高断熱・高気密の建物やLED照明、高効率エアコンなどを導入し、省エネ性能を高める
太陽光発電やグリーン電力によるエネルギーの自給・利用
節水設備や雨水利用システムによる水資源の削減
CASBEE・BELSなど環境認証の取得による性能の可視化
光熱費が下がり、入居者にとって直接的なメリットになるほか、不動産投資の観点では「環境性能=将来の資産性」を高める要素として評価が高まっています。
【S】社会(Social)
入居者や地域社会への配慮もESGアパートの重要な要素です。
自然光・換気性能・遮音性能など、健康と快適性を重視した設計
耐震性向上や非常用電源確保など、災害に強いレジリエンス
高齢者や障がい者にも配慮したバリアフリー化・ユニバーサルデザイン
空き家再生や地域交流スペースなど、地域社会との関わり
こうした取り組みは、結果的に入居者満足度を高め、退去率の低下=安定した賃貸経営につながります。
【G】ガバナンス(Governance)
不動産投資・賃貸運営における透明性の高さや適切な管理体制も評価項目です。
賃貸運営における法令遵守
情報開示の明確化
管理体制の整備、トラブル対応の透明化
労働環境やハラスメント対策の強化
長期保有を前提とした不動産投資では、健全な管理体制が継続的な収益性を左右します。
◯ESGアパートがもたらすメリット
*入居者メリット
・光熱費の削減:省エネ性能が高いため日々の負担が軽減
・健康、快適な暮らし:室内温度が安定し、換気・遮音も良好
・安心感のある暮らし:防災性能や安全性が向上
・社会貢献への参加:環境配慮型の住宅に住むという満足感
*不動産投資家・オーナーメリット
・入居率の安定:快適性・省エネ性能から選ばれやすく、長期入居が期待できる
・空室リスクの軽減:環境配慮型住宅のニーズは今後さらに高まる見込み
・資産価値の維持向上:環境性能が高い物件は陳腐化しにくく、価値低下リスクが抑えられる
・融資面での優位性:金融機関のESG投融資が広がり、資金調達が有利になることも
・災害に強い=事業継続性が高い:リスク耐性の高い物件は収益安定につながる
ESGアパートは、不動産投資の「長期保有」「安定運用」と相性が良い点が特徴です。
◯今後の展望と課題
ESGアパートの市場は今後、確実に拡大すると見られています。
地球温暖化対策やSDGsへの世間の関心が高まっていることに加え、入居者自身が「環境・健康・安心」を求めるようになっているためです。
ただ、一方で課題も存在します。
・高断熱素材や設備導入による初期コスト増加
・ESG評価の基準がまだ統一されていないことによる判断の難しさ
それでも長期視点では、光熱費削減・入居率安定・資産価値維持といった形でリターンが得られる可能性があり、不動産投資として十分検討の価値があります。

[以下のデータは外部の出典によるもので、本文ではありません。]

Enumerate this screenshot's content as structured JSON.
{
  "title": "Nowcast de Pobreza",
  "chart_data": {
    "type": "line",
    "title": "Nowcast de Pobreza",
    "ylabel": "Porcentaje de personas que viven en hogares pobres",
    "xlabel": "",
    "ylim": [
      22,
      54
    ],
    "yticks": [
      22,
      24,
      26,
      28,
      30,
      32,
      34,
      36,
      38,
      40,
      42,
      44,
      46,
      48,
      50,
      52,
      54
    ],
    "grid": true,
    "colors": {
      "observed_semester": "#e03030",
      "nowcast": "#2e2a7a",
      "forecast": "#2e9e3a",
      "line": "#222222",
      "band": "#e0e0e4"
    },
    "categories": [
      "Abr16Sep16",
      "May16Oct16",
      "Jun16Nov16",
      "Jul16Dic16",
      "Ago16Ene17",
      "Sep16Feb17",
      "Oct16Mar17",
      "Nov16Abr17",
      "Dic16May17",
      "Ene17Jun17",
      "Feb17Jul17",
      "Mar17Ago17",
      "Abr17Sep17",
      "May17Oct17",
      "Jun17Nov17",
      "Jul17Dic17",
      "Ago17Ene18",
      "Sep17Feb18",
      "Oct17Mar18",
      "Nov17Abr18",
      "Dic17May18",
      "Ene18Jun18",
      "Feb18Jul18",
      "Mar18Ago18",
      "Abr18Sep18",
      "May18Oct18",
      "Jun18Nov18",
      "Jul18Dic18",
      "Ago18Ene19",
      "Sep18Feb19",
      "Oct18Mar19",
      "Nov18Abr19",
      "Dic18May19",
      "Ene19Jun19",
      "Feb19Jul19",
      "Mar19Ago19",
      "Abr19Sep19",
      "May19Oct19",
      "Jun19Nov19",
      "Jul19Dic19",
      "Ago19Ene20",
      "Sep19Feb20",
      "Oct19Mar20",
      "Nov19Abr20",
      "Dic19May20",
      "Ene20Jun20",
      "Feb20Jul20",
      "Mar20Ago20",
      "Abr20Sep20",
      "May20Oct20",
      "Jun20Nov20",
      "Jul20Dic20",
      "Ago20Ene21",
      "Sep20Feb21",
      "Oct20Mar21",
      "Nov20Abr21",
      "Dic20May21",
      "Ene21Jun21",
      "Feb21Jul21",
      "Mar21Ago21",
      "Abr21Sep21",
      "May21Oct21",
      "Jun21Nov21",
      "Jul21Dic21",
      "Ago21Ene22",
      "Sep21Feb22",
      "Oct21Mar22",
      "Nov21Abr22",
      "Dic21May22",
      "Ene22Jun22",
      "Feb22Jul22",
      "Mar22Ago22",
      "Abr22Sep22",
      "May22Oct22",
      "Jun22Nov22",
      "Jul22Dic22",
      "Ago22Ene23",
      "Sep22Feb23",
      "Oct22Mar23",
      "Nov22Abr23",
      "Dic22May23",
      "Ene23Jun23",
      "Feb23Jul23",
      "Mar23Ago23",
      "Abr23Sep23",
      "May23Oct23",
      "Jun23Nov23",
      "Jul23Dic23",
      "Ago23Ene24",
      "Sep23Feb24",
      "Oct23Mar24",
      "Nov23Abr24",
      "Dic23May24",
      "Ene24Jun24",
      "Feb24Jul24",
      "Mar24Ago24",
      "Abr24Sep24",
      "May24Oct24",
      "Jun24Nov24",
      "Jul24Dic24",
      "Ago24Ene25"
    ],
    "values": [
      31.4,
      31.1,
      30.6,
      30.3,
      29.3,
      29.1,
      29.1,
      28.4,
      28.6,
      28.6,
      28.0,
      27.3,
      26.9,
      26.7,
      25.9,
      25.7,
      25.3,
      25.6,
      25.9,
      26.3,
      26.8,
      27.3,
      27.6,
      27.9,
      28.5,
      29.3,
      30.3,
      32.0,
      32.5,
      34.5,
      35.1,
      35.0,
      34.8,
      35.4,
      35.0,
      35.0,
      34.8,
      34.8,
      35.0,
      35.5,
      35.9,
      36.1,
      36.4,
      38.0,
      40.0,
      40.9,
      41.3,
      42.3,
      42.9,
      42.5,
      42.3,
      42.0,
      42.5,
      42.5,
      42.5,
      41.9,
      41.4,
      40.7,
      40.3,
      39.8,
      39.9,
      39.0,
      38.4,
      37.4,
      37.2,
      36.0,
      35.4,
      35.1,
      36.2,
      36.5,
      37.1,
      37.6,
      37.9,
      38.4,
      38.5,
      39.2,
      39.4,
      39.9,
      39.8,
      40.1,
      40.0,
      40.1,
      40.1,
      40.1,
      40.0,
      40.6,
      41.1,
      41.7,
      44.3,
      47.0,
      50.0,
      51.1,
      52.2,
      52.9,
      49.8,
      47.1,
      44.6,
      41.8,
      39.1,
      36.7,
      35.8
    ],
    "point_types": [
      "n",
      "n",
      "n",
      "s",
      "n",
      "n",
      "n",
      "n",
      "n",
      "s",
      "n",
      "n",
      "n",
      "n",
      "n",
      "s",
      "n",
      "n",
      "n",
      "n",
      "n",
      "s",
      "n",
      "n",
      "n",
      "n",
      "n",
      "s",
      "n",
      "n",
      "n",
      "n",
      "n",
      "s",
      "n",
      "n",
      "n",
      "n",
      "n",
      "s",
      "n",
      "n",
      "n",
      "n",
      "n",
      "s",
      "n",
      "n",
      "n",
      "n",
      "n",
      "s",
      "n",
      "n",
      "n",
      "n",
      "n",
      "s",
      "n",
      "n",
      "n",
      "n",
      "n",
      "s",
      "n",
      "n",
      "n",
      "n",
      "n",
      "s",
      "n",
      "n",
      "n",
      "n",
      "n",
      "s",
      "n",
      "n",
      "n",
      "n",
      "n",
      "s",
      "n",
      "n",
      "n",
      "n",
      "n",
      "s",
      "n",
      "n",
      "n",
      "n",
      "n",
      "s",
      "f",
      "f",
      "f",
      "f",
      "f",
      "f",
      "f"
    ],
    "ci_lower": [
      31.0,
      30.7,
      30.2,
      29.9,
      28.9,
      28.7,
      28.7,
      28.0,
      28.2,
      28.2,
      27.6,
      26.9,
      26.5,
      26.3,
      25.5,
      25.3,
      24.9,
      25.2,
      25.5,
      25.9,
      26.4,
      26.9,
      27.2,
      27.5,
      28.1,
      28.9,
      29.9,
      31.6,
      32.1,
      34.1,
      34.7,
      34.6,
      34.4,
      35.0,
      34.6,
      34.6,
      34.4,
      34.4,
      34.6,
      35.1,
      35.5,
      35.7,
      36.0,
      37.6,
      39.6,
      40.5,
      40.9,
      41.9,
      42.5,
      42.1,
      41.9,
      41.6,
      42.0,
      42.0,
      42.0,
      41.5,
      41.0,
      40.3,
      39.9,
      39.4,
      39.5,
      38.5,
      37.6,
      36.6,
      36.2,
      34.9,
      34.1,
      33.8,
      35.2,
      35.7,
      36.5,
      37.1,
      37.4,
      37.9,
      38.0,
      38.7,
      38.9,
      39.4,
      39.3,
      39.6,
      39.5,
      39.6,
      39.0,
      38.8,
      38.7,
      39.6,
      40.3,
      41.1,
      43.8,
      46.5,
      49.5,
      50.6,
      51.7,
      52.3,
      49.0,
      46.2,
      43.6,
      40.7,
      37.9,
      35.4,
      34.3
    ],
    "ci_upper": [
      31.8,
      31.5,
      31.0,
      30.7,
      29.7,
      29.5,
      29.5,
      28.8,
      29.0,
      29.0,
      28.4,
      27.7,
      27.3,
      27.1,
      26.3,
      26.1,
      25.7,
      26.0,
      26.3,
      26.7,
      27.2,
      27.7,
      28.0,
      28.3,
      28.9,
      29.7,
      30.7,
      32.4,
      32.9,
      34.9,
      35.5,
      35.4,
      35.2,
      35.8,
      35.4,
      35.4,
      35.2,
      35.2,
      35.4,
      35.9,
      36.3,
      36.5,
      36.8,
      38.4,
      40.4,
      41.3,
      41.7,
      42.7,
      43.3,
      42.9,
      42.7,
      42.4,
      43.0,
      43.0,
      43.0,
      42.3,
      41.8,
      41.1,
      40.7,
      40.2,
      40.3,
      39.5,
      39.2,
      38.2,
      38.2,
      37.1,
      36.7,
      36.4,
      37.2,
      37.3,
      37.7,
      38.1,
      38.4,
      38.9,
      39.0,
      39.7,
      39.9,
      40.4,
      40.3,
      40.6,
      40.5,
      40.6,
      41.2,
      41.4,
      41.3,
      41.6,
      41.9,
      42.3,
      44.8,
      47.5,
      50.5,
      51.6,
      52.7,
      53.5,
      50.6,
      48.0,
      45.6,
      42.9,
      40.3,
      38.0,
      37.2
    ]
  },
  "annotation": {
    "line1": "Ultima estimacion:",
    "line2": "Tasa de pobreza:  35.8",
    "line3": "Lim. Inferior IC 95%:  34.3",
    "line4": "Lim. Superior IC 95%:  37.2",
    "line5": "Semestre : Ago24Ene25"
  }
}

ESGアパートは、環境・社会・ガバナンスの観点からつくられた、これからの時代に適した賃貸住宅です。
入居者:光熱費が下がり、快適で安心
投資家:入居率が安定し、資産価値の維持に貢献
社会:持続可能な環境づくりに寄与
不動産投資を検討している方にとって、ESGアパートは今後ますます魅力的な選択肢となるでしょう。